Mike Mills’s Thumbsucker, buoyed by inexplicable
praise from Berlin and Sundance, is just the latest
offender, though its offensiveness stems from
its sheer innocuousness: What, another one of
these “disaffected white youths who can’t find
his place in the world” flicks that seems to surface
every six months? Now, I hate Garden State
as much as the next guy, but something about Thumbsucker
seemed even more opportunistic as it chugged along
on its way to the inevitable “moment of teenage
clarity.” Why is it that the thirtysomething Mills
feels the need to make, as his first feature effort,
another angsty teen-boy meltdown pic? Certainly
his “Bubble” advertisement for the Volkswagen
Beatle Convertible had enough rhythmic punch to
prove the guy can sync up some shots persuasively,
yet even that short’s adolescent “free me from
corporate land” schematics proved that he’s less
head-in-the-clouds daydreamer than merely stunted
youth. So as his theatrical unveiling we have
a bit of tossed-off plastic recycled from every
other clichéd teenage pity-fest you can imagine,
just visualized with a little less panache and
paced with a lot less urgency. Mills often seems
at a loss as to how to portray suburbia with any
sort of point of view, falling back on static
tableaux to convey the “emptiness” of it all.

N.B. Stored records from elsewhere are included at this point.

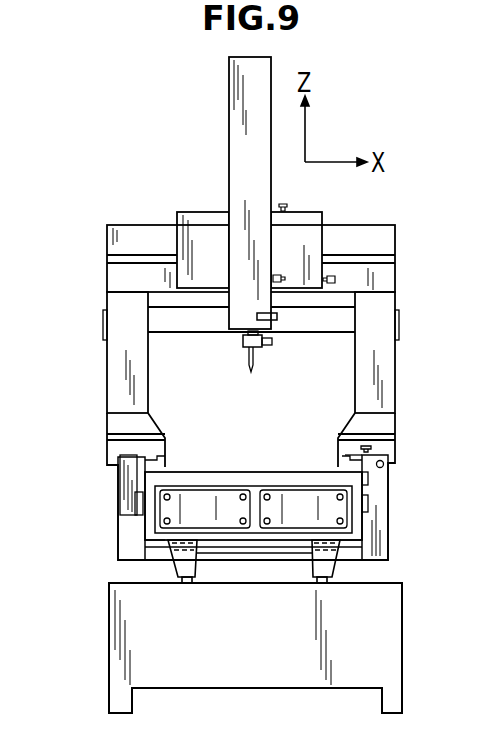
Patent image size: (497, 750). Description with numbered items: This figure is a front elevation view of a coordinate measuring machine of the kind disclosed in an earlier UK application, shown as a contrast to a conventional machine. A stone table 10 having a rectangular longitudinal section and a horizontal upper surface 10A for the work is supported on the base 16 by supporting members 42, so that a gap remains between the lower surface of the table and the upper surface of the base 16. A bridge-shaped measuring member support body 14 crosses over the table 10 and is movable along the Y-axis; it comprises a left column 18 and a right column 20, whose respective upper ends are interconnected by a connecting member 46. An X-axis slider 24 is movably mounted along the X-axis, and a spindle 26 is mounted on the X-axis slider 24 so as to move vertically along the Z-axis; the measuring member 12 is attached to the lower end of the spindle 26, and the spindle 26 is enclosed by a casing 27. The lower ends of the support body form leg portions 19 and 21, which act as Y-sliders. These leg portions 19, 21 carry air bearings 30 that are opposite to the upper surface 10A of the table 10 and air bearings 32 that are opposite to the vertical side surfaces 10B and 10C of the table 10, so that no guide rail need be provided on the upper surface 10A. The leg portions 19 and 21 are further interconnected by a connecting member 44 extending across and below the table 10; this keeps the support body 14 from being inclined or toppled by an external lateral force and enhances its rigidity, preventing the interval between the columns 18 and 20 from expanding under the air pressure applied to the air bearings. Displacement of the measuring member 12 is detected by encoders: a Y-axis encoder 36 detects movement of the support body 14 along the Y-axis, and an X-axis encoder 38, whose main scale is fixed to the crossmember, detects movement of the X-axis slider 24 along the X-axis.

The stone table 10 is at (232, 472).
The upper surface 10A is at (285, 463).
The vertical side surface 10B is at (140, 536).
The vertical side surface 10C is at (375, 562).
The measuring member 12 is at (250, 358).
The measuring member support body 14 is at (98, 413).
The base 16 is at (255, 678).
The left column 18 is at (113, 372).
The leg portion 19 is at (118, 512).
The right column 20 is at (392, 383).
The leg portion 21 is at (382, 518).
The X-axis slider 24 is at (200, 222).
The spindle 26 is at (243, 339).
The casing 27 is at (243, 138).
The air bearings 30 is at (170, 456).
The air bearings 32 is at (140, 492).
The Y-axis encoder 36 is at (372, 481).
The X-axis encoder 38 is at (108, 255).
The supporting members 42 is at (182, 565).
The connecting member 44 is at (257, 550).
The connecting member 46 is at (322, 322).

As the debate team soul-searcher and addicted
thumbsucker (could we think of a malady any more
insufferably adorable or less threatening?), stringy-haired,
hangdog Lou Pucci looks equally lost, but it’s
difficult to blame him when having to enact some
vague writer’s concept of free-floating narcissistic
teen dissociation. Rounding out the cast are a
few real indie no-brainers: the former overused
weirdo villain aging into a caring dad role (Vincent
D’Onofrio), the preening comedy sidekick cast
as a square teacher (Vince Vaughn), and the slumming
big-name star sending up his persona, allegedly
(Keanu Reeves, as unwatchable as ever, regardless
of the fact that everyone seems convinced that
he here proves he’s caught on to his own lack
of talent, charisma, and overall worth). Plot
is filler, just a series of sad-sack gazes in
between Polyphonic Spreebacked slo-mo montages.

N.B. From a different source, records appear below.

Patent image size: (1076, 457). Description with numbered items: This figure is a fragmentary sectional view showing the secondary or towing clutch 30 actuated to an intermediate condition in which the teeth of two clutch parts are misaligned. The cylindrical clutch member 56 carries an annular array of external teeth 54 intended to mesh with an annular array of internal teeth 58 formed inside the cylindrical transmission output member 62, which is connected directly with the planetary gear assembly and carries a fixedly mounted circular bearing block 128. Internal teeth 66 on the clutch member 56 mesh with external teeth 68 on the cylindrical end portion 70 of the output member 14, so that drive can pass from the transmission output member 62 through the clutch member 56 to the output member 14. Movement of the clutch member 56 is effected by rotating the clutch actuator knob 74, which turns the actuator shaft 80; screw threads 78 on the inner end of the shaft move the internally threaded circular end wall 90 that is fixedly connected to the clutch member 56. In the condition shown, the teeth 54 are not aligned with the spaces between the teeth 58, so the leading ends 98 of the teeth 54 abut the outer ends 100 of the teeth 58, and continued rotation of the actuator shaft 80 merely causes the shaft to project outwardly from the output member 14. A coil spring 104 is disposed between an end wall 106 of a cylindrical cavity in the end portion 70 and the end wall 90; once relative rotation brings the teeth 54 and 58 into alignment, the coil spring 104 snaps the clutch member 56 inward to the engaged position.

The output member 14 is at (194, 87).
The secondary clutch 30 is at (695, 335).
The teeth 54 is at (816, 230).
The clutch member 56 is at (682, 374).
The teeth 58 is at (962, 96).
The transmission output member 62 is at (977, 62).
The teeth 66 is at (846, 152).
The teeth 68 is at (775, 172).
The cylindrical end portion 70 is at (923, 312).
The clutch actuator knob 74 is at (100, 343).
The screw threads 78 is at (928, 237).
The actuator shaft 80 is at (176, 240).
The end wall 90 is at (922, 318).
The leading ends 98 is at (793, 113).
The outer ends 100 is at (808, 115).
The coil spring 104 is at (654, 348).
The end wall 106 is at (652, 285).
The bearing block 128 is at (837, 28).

People tend to tag films about growing up as “honest,”
“genuine,” and “heartfelt,” but there’s rarely
a genre that feels more prefabricated or machine-tooled.
Reminiscent of Cameron Crowe’s Almost Famous
in its self-aggrandizing, fashion-spread idolatry
of the wonder years, Mike Mills’s debut also traffics
only in the most basic, shrill stereotyping. How
else to explain away Justin’s parents’ own eternal
dissatisfaction than to have Dad be a lapsed high-school
football star and Mom (Tilda Swinton, who manages
to convey all of the layers of unhappiness in
one glance that the other cast members nearly
break a forehead blood vessel to put forth) a
dowdy nurse with dreams of screwing her favorite
glamorous soap star (Benjamin Bratt, as if the
film required one more B-lister)? It’s hard to
relate to any of the suburban malaise when it’s
this telegraphed. With no coherent point of reference
other than “Suburbia is suffocating,” Thumbsucker
is a slap in the face to anyone who dares to see
it outside of New York and Los Angeles. Justin’s
escape from his stranglehold of tract homes is,
alarmingly, seen as the final solution; his silly,
64-frames-per-second 30-yard dash of freedom through
Times Square in the last shot, swiftly eradicates
any sense that Justin’s problems were self-made.
Apparently, happiness is a matter of geography.